Re: Validation error from base 64 encoded data in an object element.

2013-11-29 11:54, Philip Taylor wrote:

> Michael[tm] Smith wrote:
>
>> The validator's correct. The values of the "data" attributes of your
>> <object> elements contain literal newlines. Valid URLs aren't allowed to
>> contain literal newlines. So to make them valid URLs you need make each
>> of your "data" attribute values a single line, without the line breaks.
>
> The value of the data attributes in the example under discussion is a
> data URI encoded in base64.  According to Wikipedia [1],
>
>  "data URIs encoded with base64 may contain whitespace for readability."
>
> Is Wikipedia therefore incorrect in its assertion ?

It seems that the assertion is true as regards to browser behavior in 
popular browsers, strangely enough. A data: URL divided into several 
lines works OK. Internally, in the DOM, line breaks are stripped off. 
This also applies to normal URLs; the following works:

<a href="http://www.w3.
org">W3C</a>

So this isn't about data: URLs or about Base64, in which a line break is 
more or less an open issue, see
https://tools.ietf.org/html/rfc4648#section-3.1

I cannot find any justification for stripping line breaks in the specs. 
Attribute value parsing rules say nothing of the kind, and in general, 
line breaks in attribute values in HTML source are present in the DOM.

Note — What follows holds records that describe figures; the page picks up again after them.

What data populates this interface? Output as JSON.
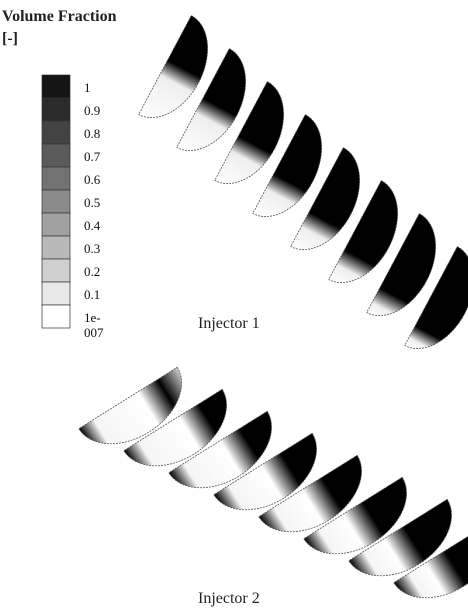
{
  "legend": {
    "title": "Volume Fraction [-]",
    "labels": [
      "1",
      "0.9",
      "0.8",
      "0.7",
      "0.6",
      "0.5",
      "0.4",
      "0.3",
      "0.2",
      "0.1",
      "1e-007"
    ]
  },
  "captions": [
    "Injector 1",
    "Injector 2"
  ]
}
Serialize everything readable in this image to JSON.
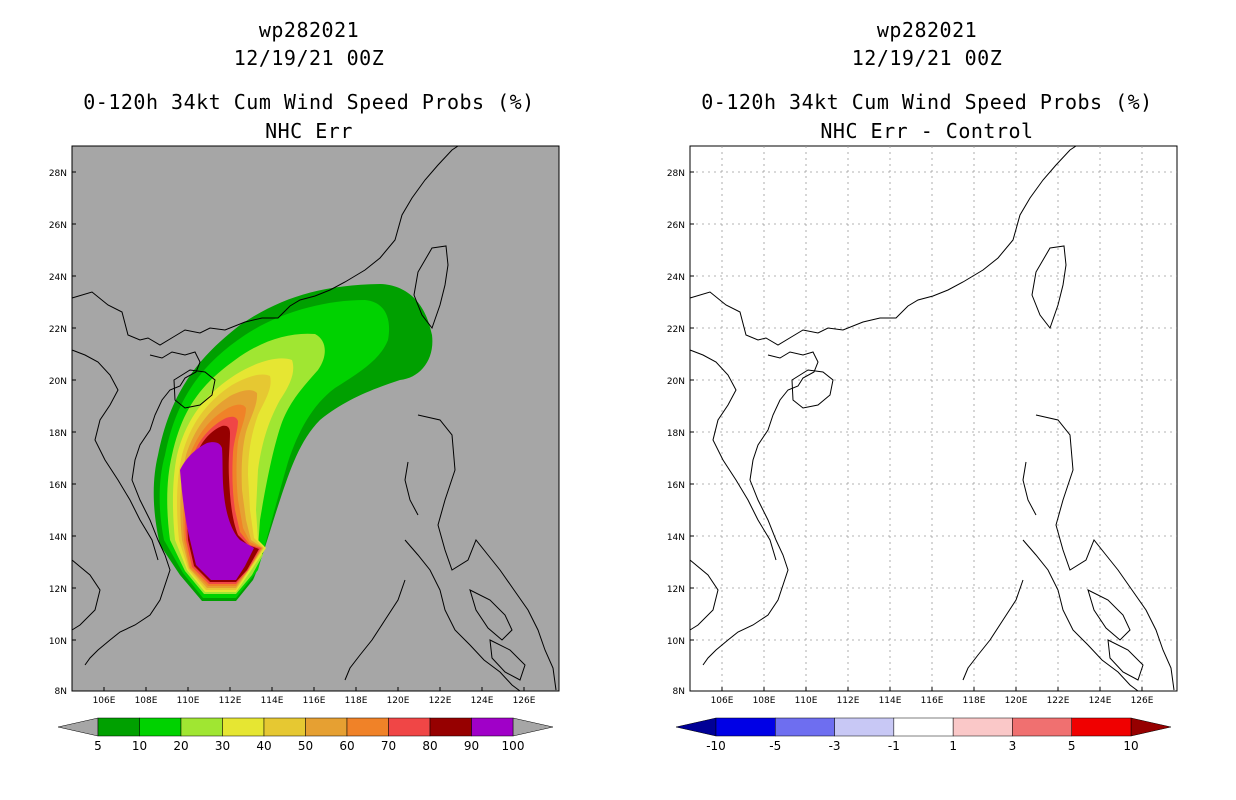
{
  "panels": [
    {
      "storm_id": "wp282021",
      "datetime": "12/19/21 00Z",
      "title": "0-120h 34kt Cum Wind Speed Probs (%)",
      "subtitle": "NHC Err",
      "background": "#a6a6a6",
      "colorbar": {
        "labels": [
          "5",
          "10",
          "20",
          "30",
          "40",
          "50",
          "60",
          "70",
          "80",
          "90",
          "100"
        ],
        "colors": [
          "#00a000",
          "#00d200",
          "#a0e632",
          "#e6e632",
          "#e6c832",
          "#e6a032",
          "#f08228",
          "#f04646",
          "#960000",
          "#a000c8"
        ],
        "end_left": "#a6a6a6",
        "end_right": "#a6a6a6"
      }
    },
    {
      "storm_id": "wp282021",
      "datetime": "12/19/21 00Z",
      "title": "0-120h 34kt Cum Wind Speed Probs (%)",
      "subtitle": "NHC Err - Control",
      "background": "#ffffff",
      "colorbar": {
        "labels": [
          "-10",
          "-5",
          "-3",
          "-1",
          "1",
          "3",
          "5",
          "10"
        ],
        "colors": [
          "#0000e6",
          "#6e6ef0",
          "#c8c8f5",
          "#ffffff",
          "#fac8c8",
          "#f07070",
          "#f00000"
        ],
        "end_left": "#000096",
        "end_right": "#960000"
      }
    }
  ],
  "map": {
    "lat_labels": [
      "28N",
      "26N",
      "24N",
      "22N",
      "20N",
      "18N",
      "16N",
      "14N",
      "12N",
      "10N",
      "8N"
    ],
    "lon_labels": [
      "106E",
      "108E",
      "110E",
      "112E",
      "114E",
      "116E",
      "118E",
      "120E",
      "122E",
      "124E",
      "126E"
    ]
  }
}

But I can see practical reasons to this. It's probably useful error 
recovery. And it could be turned to a simple rule: in an attribute value 
declared to be a URL (or "valid non-empty URL potentially surrounded by 
space" in the HTML5 spec jargon), removing line breaks is OK since URLs 
must not contain line breaks.

It's a bit different with spaces. They get inserted into the DOM, as 
such in a data: URL, but %-encoded as %20 in an http: URL. And in a 
data: URL, they seem to get ignored. I can't find a formal justification 
to this, but in practical terms, it might be regarded as useful error 
recovery.

Yucca

Received on Friday, 29 November 2013 11:48:47 UTC